Na het kweekseizoen worden vrijwel alle veren op het duivenlichaam vernieuwd. Een proces dat zich van de zomer (half juli) tot in het begin van de winter (half december) afspeelt.
Spreeuwduiven, foto: H. Hoksbergen |
De rui begint bij de eerste slagpen (gerekend van binnenuit). Bij beide vleugels vallen deze slagpennen gelijktijdig uit. Wanneer de nieuwe pen voor driekwart volgroeid is, valt de volgende pen uit. Er vallen nooit meer slagpennen tegelijk uit, want dit zou het vliegvermogen van de duif te veel aantasten. Na het ruien van de zevende slagpen begint het ruien van de armpennen ook weer vanaf de binnenste gerekend. Het aantal armpennen dat per jaar geruid wordt, is niet voor elke duif gelijk. Sommige duiven ruien maar twee of drie armpennen per jaar, anderen meer en weer anderen ruien alle armpennen. Ongeveer tegelijk met het ruien van de armpennen, ruien ook de dekveren en staartpennen. Staartpennen ook weer in paren en te beginnen met de binnenste. Het ruien van de staartpennen geschiedt niet op rij, maar om en om, om het draagvlak van de staart zoveel mogelijk intact te houden. De op één na buitenste staartpen ruit het laatst. Dit zijn tevens de laatste grote pennen die geruid worden.

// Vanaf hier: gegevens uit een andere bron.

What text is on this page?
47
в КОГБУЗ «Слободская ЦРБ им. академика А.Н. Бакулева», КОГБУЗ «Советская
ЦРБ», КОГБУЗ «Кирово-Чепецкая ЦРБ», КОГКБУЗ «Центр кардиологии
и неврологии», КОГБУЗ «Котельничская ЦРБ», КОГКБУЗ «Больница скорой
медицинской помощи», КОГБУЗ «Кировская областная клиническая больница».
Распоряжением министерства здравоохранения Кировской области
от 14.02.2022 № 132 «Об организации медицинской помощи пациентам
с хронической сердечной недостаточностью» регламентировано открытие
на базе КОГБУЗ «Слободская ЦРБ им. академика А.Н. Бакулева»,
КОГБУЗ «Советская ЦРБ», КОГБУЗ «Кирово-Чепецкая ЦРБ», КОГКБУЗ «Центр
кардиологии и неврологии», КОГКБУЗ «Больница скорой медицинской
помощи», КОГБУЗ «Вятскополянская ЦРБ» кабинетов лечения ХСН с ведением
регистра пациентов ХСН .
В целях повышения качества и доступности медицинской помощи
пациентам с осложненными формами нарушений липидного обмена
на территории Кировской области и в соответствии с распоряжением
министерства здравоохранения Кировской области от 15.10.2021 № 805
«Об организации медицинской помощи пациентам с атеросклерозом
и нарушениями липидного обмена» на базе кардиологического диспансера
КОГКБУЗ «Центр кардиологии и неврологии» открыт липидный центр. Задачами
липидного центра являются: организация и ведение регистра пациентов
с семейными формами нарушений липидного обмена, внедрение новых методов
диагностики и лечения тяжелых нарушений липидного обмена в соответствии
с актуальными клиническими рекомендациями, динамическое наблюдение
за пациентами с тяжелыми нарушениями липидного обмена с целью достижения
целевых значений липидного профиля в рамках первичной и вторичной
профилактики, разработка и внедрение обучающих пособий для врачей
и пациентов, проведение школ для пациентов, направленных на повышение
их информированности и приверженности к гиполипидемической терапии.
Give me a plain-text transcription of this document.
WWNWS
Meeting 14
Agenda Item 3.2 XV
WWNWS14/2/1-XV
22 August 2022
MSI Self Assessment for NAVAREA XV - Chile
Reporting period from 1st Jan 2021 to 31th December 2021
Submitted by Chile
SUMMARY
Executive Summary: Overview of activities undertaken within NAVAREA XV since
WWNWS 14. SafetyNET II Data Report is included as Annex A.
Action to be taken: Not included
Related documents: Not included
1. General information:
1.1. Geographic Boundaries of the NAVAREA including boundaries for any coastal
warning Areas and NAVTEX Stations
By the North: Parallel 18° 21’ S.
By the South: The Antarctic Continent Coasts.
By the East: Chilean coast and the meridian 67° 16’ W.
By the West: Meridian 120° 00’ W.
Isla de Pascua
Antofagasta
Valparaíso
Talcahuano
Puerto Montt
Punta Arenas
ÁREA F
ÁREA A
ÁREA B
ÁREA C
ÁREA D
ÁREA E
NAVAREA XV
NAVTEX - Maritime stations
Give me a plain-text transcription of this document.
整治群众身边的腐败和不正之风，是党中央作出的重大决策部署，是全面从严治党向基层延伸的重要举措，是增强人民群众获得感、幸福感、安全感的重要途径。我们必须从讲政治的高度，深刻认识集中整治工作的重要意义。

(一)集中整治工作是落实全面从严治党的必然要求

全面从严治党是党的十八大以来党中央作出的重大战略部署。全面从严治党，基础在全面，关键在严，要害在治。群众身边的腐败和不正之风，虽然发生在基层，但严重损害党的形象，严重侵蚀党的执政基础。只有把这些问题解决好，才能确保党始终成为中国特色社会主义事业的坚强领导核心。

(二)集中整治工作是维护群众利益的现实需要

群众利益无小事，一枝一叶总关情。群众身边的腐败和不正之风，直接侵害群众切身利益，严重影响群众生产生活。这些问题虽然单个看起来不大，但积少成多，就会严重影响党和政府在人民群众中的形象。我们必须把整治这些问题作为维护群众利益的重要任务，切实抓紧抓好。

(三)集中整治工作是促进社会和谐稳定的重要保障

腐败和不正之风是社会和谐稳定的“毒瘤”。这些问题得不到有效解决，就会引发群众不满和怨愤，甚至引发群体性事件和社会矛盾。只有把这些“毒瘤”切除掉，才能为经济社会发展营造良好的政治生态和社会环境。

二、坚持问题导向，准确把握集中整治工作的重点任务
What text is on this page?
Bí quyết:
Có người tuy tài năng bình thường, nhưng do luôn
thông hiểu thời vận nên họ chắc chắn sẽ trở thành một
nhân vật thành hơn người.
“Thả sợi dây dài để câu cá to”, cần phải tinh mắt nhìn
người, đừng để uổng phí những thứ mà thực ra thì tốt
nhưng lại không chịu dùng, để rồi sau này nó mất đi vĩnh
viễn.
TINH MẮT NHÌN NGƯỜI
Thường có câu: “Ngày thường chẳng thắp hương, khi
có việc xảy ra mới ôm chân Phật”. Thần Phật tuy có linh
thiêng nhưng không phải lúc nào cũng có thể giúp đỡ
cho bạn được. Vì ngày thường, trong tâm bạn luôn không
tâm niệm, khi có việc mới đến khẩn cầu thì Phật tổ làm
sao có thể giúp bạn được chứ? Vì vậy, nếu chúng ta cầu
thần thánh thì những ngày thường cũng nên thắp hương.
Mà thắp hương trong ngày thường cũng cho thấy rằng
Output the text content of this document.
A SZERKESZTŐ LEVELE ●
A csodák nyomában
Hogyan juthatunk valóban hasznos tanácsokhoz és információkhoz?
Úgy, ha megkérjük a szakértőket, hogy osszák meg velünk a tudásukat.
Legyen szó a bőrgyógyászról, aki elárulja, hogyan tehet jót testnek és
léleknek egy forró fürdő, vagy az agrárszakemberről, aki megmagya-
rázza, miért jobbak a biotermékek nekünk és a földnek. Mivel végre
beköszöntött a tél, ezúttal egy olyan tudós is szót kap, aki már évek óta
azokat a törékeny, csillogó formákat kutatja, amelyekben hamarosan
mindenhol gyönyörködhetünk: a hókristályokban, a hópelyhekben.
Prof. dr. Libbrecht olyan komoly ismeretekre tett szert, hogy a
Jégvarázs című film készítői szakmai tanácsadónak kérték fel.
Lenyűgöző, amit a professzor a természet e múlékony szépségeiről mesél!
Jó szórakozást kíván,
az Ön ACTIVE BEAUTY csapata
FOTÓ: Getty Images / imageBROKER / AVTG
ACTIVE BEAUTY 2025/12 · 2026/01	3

Kop-, hals-, borst- en buikveren ruien tegelijk met de vleugeldekveren en soms in hele groepen tegelijk, wardoor de dieren geheel of gedeeltelijk een kale kop krijgen. Donsveren ruien vrijwel het gehele jaar door. Aan de kwaliteit van de donsveren is af te lezen in wat voor conditie de duif zich bevindt. Zodra de lichaamsconditie van een duif niet optimaal is, is dit zichtbaar aan de donsveren, vooral aan de donsveren die zich rondom de aars bevinden. De veren zijn dan stijf en hard en komen niet uit de hulzen. Dit kan een gevolg zijn van ziekte of verkeerde voeding, of men is te lang doorgegaan met broeden, waardoor de duif niet in de gelegenheid is geweest zich tijdig te herstellen. Daarom is het verstandig niet langer dan tot eind juni met broeden door te gaan.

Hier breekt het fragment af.